Interviste sotto scorta/ Sigfrido Ranucci: “La ‘ndrangheta voleva la mia morte. Una volta il mio omicidio fu fermato da Messina Denaro” 

Interviste sotto scorta/ Sigfrido Ranucci: “La ‘ndrangheta voleva la mia morte. Una volta il mio omicidio fu fermato da Messina Denaro” 

«Parleremo ancora di mafia e continueremo a ricordare le stragi. Perché la criminalità organizzata è più influente di quanto crediamo». Conduttore del programma Report e vicedirettore di Rai3 dal 2020 al 2022, Sigfrido Ranucci ha dedicato decine di inchieste agli affari di camorra, cosa nostra e ‘ndrangheta. Dai traffici di armi alla droga, fino ai contatti tra politica e malavita, il giornalista non si è mai fermato davanti a querele e intimidazioni. Fino a quando è diventato bersaglio di una coppia di assassini, ingaggiati per farlo tacere. Così nel 2021 gli è stata assegnata la scorta. Dieci anni prima, quando lavorava per RaiNews24, Ranucci fece trasmettere l’ultima intervista inedita del magistrato Paolo Borsellino, registrata poche ore prima della strage di Capaci

Prima della scorta eri già in un programma di protezione? 

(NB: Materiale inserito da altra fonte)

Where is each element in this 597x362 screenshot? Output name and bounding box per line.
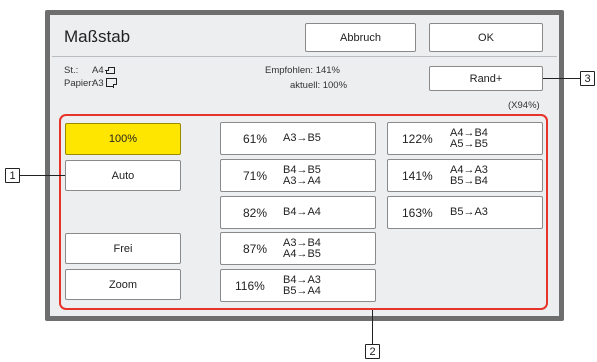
callout-1-leader (19, 175, 65, 176)
margin-plus-button[interactable]: Rand+ (429, 66, 543, 91)
header-divider (52, 56, 557, 57)
callout-2-leader (372, 310, 373, 344)
recommended-ratio: Empfohlen: 141% (265, 65, 340, 76)
paper-value: A3 (92, 78, 104, 89)
callout-3-badge: 3 (580, 71, 595, 86)
page-title: Maßstab (64, 27, 131, 46)
presets-highlight-frame (59, 114, 548, 310)
margin-value: (X94%) (508, 100, 540, 111)
cancel-button[interactable]: Abbruch (305, 23, 416, 52)
callout-2-badge: 2 (365, 344, 380, 359)
original-size-row: St.: A4 (64, 65, 115, 77)
st-label: St.: (64, 65, 79, 76)
ok-button[interactable]: OK (429, 23, 543, 52)
portrait-paper-icon (105, 66, 115, 74)
callout-1-badge: 1 (5, 168, 20, 183)
paper-label: Papier: (64, 78, 95, 89)
landscape-paper-icon (105, 78, 118, 88)
current-ratio: aktuell: 100% (290, 80, 348, 91)
st-value: A4 (92, 65, 104, 76)
paper-size-row: Papier:A3 (64, 78, 118, 90)
callout-3-leader (543, 78, 581, 79)
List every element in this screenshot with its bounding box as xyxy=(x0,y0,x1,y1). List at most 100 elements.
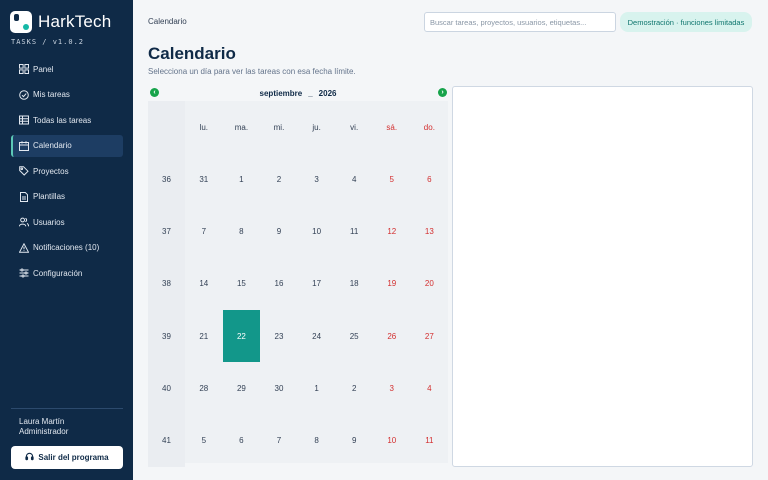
calendar-day[interactable]: 21 xyxy=(185,310,223,362)
calendar-day[interactable]: 1 xyxy=(298,362,336,414)
logout-button[interactable]: Salir del programa xyxy=(11,446,123,469)
weekday-header: do. xyxy=(423,122,435,132)
brand[interactable]: HarkTech xyxy=(10,11,111,33)
day-tasks-panel xyxy=(452,86,753,467)
calendar-day[interactable]: 11 xyxy=(335,205,373,257)
sidebar-item-label: Proyectos xyxy=(33,166,69,176)
calendar-day[interactable]: 20 xyxy=(411,258,449,310)
weekday-header: ju. xyxy=(312,122,321,132)
calendar-day[interactable]: 12 xyxy=(373,205,411,257)
calendar-day[interactable]: 6 xyxy=(223,414,261,466)
page-subtitle: Selecciona un día para ver las tareas co… xyxy=(148,67,356,76)
calendar-day[interactable]: 7 xyxy=(260,414,298,466)
calendar-day[interactable]: 17 xyxy=(298,258,336,310)
calendar-day[interactable]: 7 xyxy=(185,205,223,257)
app-version: TASKS / v1.0.2 xyxy=(11,38,85,46)
calendar-day[interactable]: 13 xyxy=(411,205,449,257)
logout-label: Salir del programa xyxy=(38,453,109,462)
next-month-button[interactable]: › xyxy=(438,88,447,97)
calendar-day[interactable]: 28 xyxy=(185,362,223,414)
weekday-header: ma. xyxy=(234,122,249,132)
calendar-day[interactable]: 8 xyxy=(223,205,261,257)
calendar-day[interactable]: 4 xyxy=(411,362,449,414)
sidebar-item-notifications[interactable]: Notificaciones (10) xyxy=(11,237,123,259)
calendar-day[interactable]: 4 xyxy=(335,153,373,205)
calendar: ‹ septiembre _ 2026 › lu. ma. mi. ju. vi. sá. do… xyxy=(148,86,449,467)
tags-icon xyxy=(19,166,29,176)
sidebar: HarkTech TASKS / v1.0.2 Panel Mis tareas… xyxy=(0,0,133,480)
calendar-day[interactable]: 6 xyxy=(411,153,449,205)
calendar-day[interactable]: 8 xyxy=(298,414,336,466)
calendar-day[interactable]: 3 xyxy=(373,362,411,414)
app-logo xyxy=(10,11,32,33)
calendar-day[interactable]: 26 xyxy=(373,310,411,362)
sidebar-item-users[interactable]: Usuarios xyxy=(11,211,123,233)
calendar-day[interactable]: 30 xyxy=(260,362,298,414)
calendar-day[interactable]: 29 xyxy=(223,362,261,414)
users-icon xyxy=(19,217,29,227)
sidebar-item-my-tasks[interactable]: Mis tareas xyxy=(11,84,123,106)
table-icon xyxy=(19,115,29,125)
calendar-day[interactable]: 3 xyxy=(298,153,336,205)
week-number: 38 xyxy=(148,257,185,310)
calendar-day[interactable]: 27 xyxy=(411,310,449,362)
sidebar-item-label: Usuarios xyxy=(33,217,65,227)
search-input[interactable] xyxy=(424,12,616,32)
sidebar-item-label: Panel xyxy=(33,64,54,74)
sidebar-item-label: Notificaciones (10) xyxy=(33,243,100,252)
headset-icon xyxy=(25,452,35,463)
calendar-header: ‹ septiembre _ 2026 › xyxy=(148,86,448,100)
sidebar-item-projects[interactable]: Proyectos xyxy=(11,160,123,182)
sidebar-item-label: Calendario xyxy=(33,141,72,150)
calendar-day[interactable]: 2 xyxy=(335,362,373,414)
sidebar-item-panel[interactable]: Panel xyxy=(11,58,123,80)
calendar-day[interactable]: 1 xyxy=(223,153,261,205)
calendar-day[interactable]: 11 xyxy=(411,414,449,466)
check-circle-icon xyxy=(19,89,29,100)
calendar-day[interactable]: 10 xyxy=(373,414,411,466)
weekday-header: sá. xyxy=(386,122,398,132)
calendar-day[interactable]: 31 xyxy=(185,153,223,205)
calendar-day[interactable]: 18 xyxy=(335,258,373,310)
weekday-header: lu. xyxy=(199,122,209,132)
calendar-icon xyxy=(19,140,29,151)
sidebar-item-label: Todas las tareas xyxy=(33,115,92,125)
sliders-icon xyxy=(19,268,29,278)
warning-icon xyxy=(19,242,29,253)
calendar-day[interactable]: 2 xyxy=(260,153,298,205)
user-role: Administrador xyxy=(19,427,69,436)
calendar-day[interactable]: 5 xyxy=(185,414,223,466)
calendar-day[interactable]: 16 xyxy=(260,258,298,310)
calendar-day[interactable]: 9 xyxy=(260,205,298,257)
sidebar-item-calendar[interactable]: Calendario xyxy=(11,134,123,157)
calendar-day[interactable]: 19 xyxy=(373,258,411,310)
sidebar-nav: Panel Mis tareas Todas las tareas Calend… xyxy=(11,58,123,288)
weekday-header: vi. xyxy=(350,122,359,132)
week-number-header xyxy=(148,101,185,153)
sidebar-item-label: Mis tareas xyxy=(33,90,70,99)
sidebar-item-templates[interactable]: Plantillas xyxy=(11,186,123,208)
sidebar-divider xyxy=(11,408,123,409)
year-label[interactable]: 2026 xyxy=(319,89,337,98)
calendar-day[interactable]: 25 xyxy=(335,310,373,362)
calendar-day[interactable]: 24 xyxy=(298,310,336,362)
week-number: 37 xyxy=(148,205,185,258)
calendar-day[interactable]: 5 xyxy=(373,153,411,205)
month-label[interactable]: septiembre xyxy=(260,89,303,98)
calendar-grid: lu. ma. mi. ju. vi. sá. do. 36 31 1 2 3 4 5 6 37 7 8 9 10 11… xyxy=(148,101,449,467)
grid-icon xyxy=(19,64,29,74)
calendar-day[interactable]: 15 xyxy=(223,258,261,310)
calendar-day[interactable]: 22 xyxy=(222,309,261,363)
calendar-day[interactable]: 9 xyxy=(335,414,373,466)
calendar-day[interactable]: 10 xyxy=(298,205,336,257)
week-number: 36 xyxy=(148,153,185,206)
sidebar-item-settings[interactable]: Configuración xyxy=(11,262,123,284)
current-user: Laura Martín Administrador xyxy=(19,417,68,437)
week-number: 39 xyxy=(148,309,185,363)
week-number: 40 xyxy=(148,362,185,415)
month-year-separator: _ xyxy=(308,89,313,98)
calendar-day[interactable]: 23 xyxy=(260,310,298,362)
user-name: Laura Martín xyxy=(19,417,65,426)
calendar-day[interactable]: 14 xyxy=(185,258,223,310)
sidebar-item-all-tasks[interactable]: Todas las tareas xyxy=(11,109,123,131)
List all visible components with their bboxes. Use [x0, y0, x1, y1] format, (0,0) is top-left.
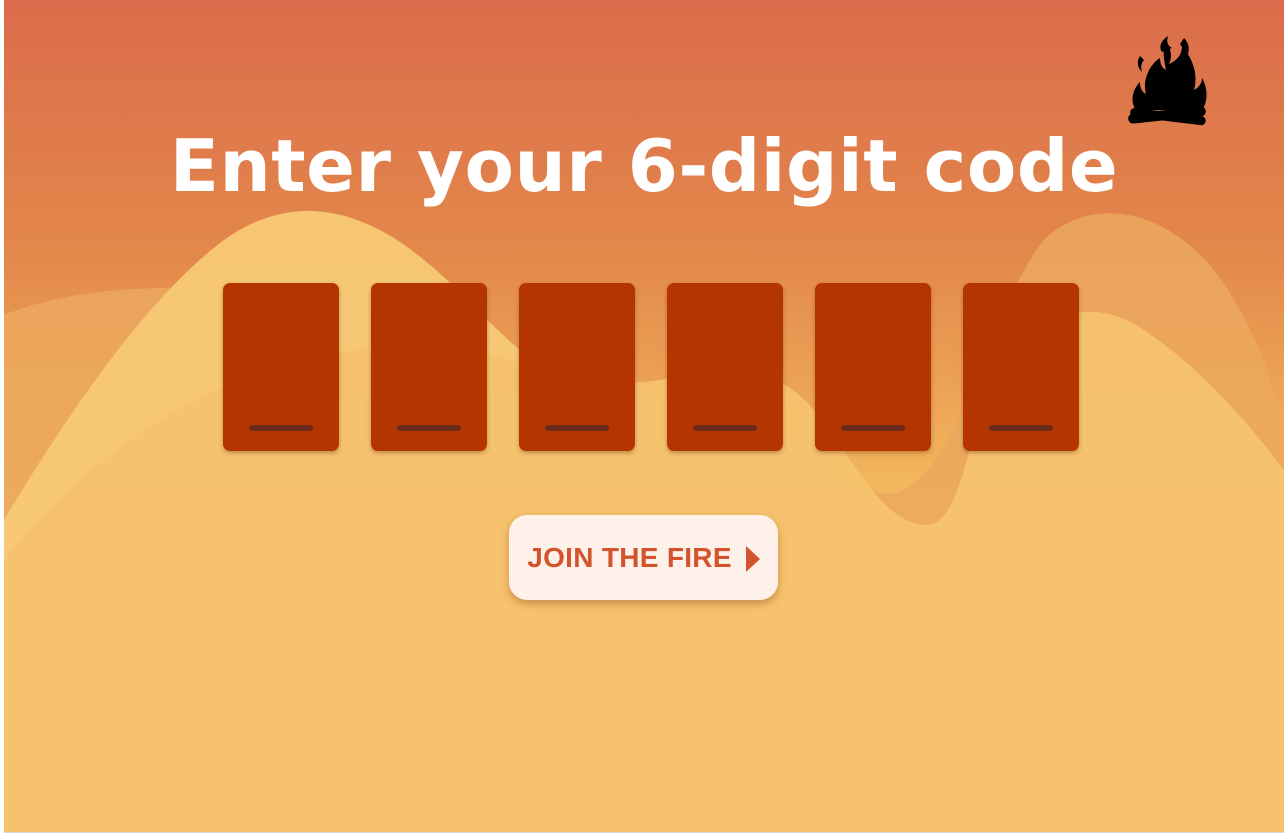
- campfire-icon: [1128, 36, 1207, 126]
- code-digit-6[interactable]: [963, 283, 1079, 451]
- page-title: Enter your 6-digit code: [169, 124, 1119, 208]
- join-button-label: JOIN THE FIRE: [527, 541, 732, 573]
- chevron-right-icon: [745, 545, 760, 572]
- code-digit-4[interactable]: [667, 283, 783, 451]
- join-the-fire-button[interactable]: JOIN THE FIRE: [509, 515, 778, 600]
- code-digit-5[interactable]: [815, 283, 931, 451]
- code-digit-1[interactable]: [223, 283, 339, 451]
- code-digit-2[interactable]: [371, 283, 487, 451]
- code-digit-1-underline: [249, 425, 313, 431]
- code-digit-2-underline: [397, 425, 461, 431]
- code-digit-3-underline: [545, 425, 609, 431]
- code-digit-6-underline: [989, 425, 1053, 431]
- code-digit-3[interactable]: [519, 283, 635, 451]
- code-entry-screen: Enter your 6-digit code JOIN THE FIRE: [4, 0, 1284, 833]
- code-input-group: [223, 283, 1079, 451]
- code-digit-4-underline: [693, 425, 757, 431]
- code-digit-5-underline: [841, 425, 905, 431]
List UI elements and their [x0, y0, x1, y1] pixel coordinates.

«Sì, ero sotto tutela dal 2009 perché la famiglia Ercolano aveva chiesto a un soggetto pericoloso di tenermi d’occhio. Avevo realizzato un’inchiesta in Sicilia su una cava di sabbia gestita dal clan catanese». 

Perché si è alzato il livello di allerta? 

«Un narcotrafficante legato alla ‘ndrangheta, alla destra eversiva e al cartello colombiano di Pablo Escobar aveva incaricato due killer albanesi di spararmi. Non aveva gradito un mio servizio sui rapporti tra politica e criminalità organizzata. Venne intercettato nel penitenziario di Padova».  

Come si è evoluta la vicenda? 

«Il mandante è ancora in carcere, ma non si è mai aperto un procedimento penale perché i sicari non sono stati identificati. Si sa però che orbitavano intorno al gruppo di fuoco che ha ucciso Fabrizio Piscitelli (il boss noto come Diabolik, ndr). Ricordo che un altro trafficante di quel giro, Selavdi Shehaj, venne ucciso a pochi passi da casa mia, sulla spiaggia di Torvaianica». 

Dopo le minacce hai avuto paura? 

«No, c’è stato un senso di smarrimento. Come quando intervistai Francesco Pennino, affiliato al clan Ferrara. Diceva di aver assistito all’incontro in cui il terrorista Salah Abdeslam aveva comprato armi ed esplosivo da usare nell’attentato al teatro Bataclan di Parigi. Erano passate 48 ore dalla strage».  

Perché Pennino si rivolse a te? 

«Aveva visto una mia inchiesta sul traffico di armi andata in onda il giorno prima. Si ricordava il mio nome, perché nel 2010 lo aveva sentito nell’infermeria del carcere dell’Aquila. Anche in quel caso un esponente dei Santapaola voleva farmi ammazzare, ma l’omicidio fu stoppato da Matteo Messina Denaro, perché non voleva attirare l’attenzione degli inquirenti».  

La scorta ti ha cambiato la vita? 

«Beh, non posso far salire i miei cari in macchina, né decidere all’improvviso di uscire per una passeggiata. Io comunque non ho mai frequentato salotti, jet set, quindi è cambiato poco. Poi la scorta diventa una famiglia allargata. Con gli agenti si crea uno spirito fraterno, perché vivono con te tante emozioni, anche i nervosismi di certe giornate lavorative». 

E il lavoro? 

«Prima era più semplice incontrare le fonti, ma ora mi sento tutelato. Una volta gli agenti hanno scoperto che tre persone mi stavano spiando mentre incontravo una personalità autorevole. Parlavano tra di loro con gli auricolari, mentre provavano a registrare il mio colloquio».  

In Italia i giornalisti vengono ostacolati? 

«Certo. Per l’anniversario della morte di Ilaria Alpi, l’osservatorio Ossigeno per l’informazione ha presentato il suo rapporto annuale. Nel 2024 sono stati minacciati 516 giornalisti, abbiamo il record di intimidazioni in Europa. E poi sono state approvate leggi liberticide che portano all’oblio di Stato, come il divieto di pubblicare i nomi contenuti nelle ordinanze di custodia cautelare (legge Nordio, ndr). Sono duri colpi alla libertà di espressione».